I’m about to tell you something that might send you into cardiac arrest so if you have health problems grab a friend before you continue reading this because I’ve been told this piece of information is quite shocking. I don’t have Facebook. It sounds ridiculous doesn’t it? A nineteen-year-old girl doesn’t have Facebook. How does she survive? What does she do with her time? How does she keep in contact with people? Well, believe it or not, there is life without one of the world’s most prominent social networking sites.
Once upon a time when I was in high school I had Facebook. I might still technically have an account, I’m pretty sure that de-activating your profile is the biggest joke since the concept of an honest politician. Either way, I once had an account and now I don’t. Was it weird saying goodbye to Facebook? Yes. Did I feel like I was chopping off a limb? Not really. The concept of living without Facebook seems almost ludicrous but honestly, the site is fantastic way to waste away your time while laughing at trending Internet memes and occasionally looking at pictures of cats. Sure I still like to do that but that’s why I have Instagram.

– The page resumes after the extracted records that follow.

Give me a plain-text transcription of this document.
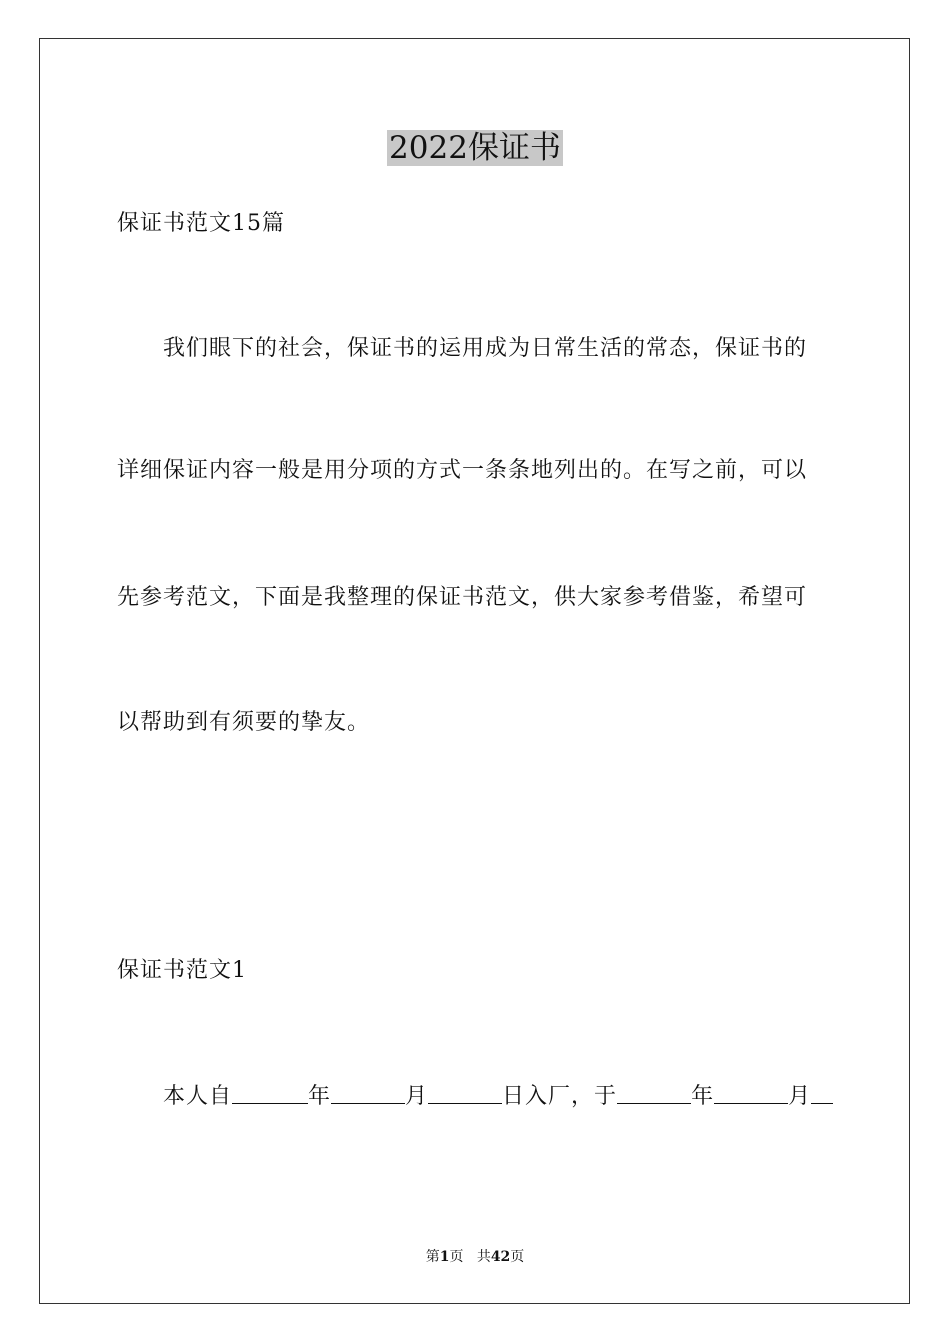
2022保证书
保证书范文15篇
我们眼下的社会，保证书的运用成为日常生活的常态，保证书的
详细保证内容一般是用分项的方式一条条地列出的。在写之前，可以
先参考范文，下面是我整理的保证书范文，供大家参考借鉴，希望可
以帮助到有须要的挚友。
保证书范文1
本人自	年	月	日入厂，于	年	月
第1页 共42页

Facebook, theoretically, is a great way to stay in contact with people you don’t live near. Now I’m a self-confessed horrible person when it comes to keeping in touch with my friends. Email? Yeah I’m pretty sure I replied to you. Text message? I’ll text you twelve hours straight, stay up on the phone with you for five hours while you cram for those finals and then not talk to you for about a week. Nikki can tell you how infuriating I am and how many times she’s wanted to go all Voldemort on my ass. I’m absolutely crap at keeping in touch with people mainly because there are about three people I actually care about and those three people just accept that keeping in contact is not my party trick.
So Facebook is great on paper but the reality? Those statuses from that entitled friend whining about how it seems like everyone else does nothing while she puts in the hard yards for minimum pay. That friend who always without fail posts the “ily babe I can’t live without you” status exactly one month into the relationship you know will probably only last two more depending on how psychotic she gets and if he finds out she’s emotionally cheating on him on three different dating sites. Let’s not forget that friend who posts the sad face and nothing else as you watch all the likes and concerned comments roll in.
I have a philosophy; if you matter and I care you have my phone number. Call me and I’ll keep you company while you study all night. Text me and we can laugh over the fact that my phone is terrible and hates me because it’s guaranteed that at some point in the conversation autocorrect will kick my ass. We can even Snapchat or FaceTime. Hell you can try and email me and I promise there’s a fifty percent chance I’ll get it and another twenty that I’ll remember to reply without being a week late.
There is life without Facebook. I’m still unproductive on Instagram but at least I’m not getting game requests and my ancient aunt screaming bloody murder to my grandmother because once, in 2010, I had the audacity to like a page that happened to have the word “fuck” in it. Life away from the big blue isn’t for everyone but honestly it’s been almost a year and a half now and I have more regrets about the fact that I spent the majority of this year eating two-minute noodles for breakfast than I do leaving that site.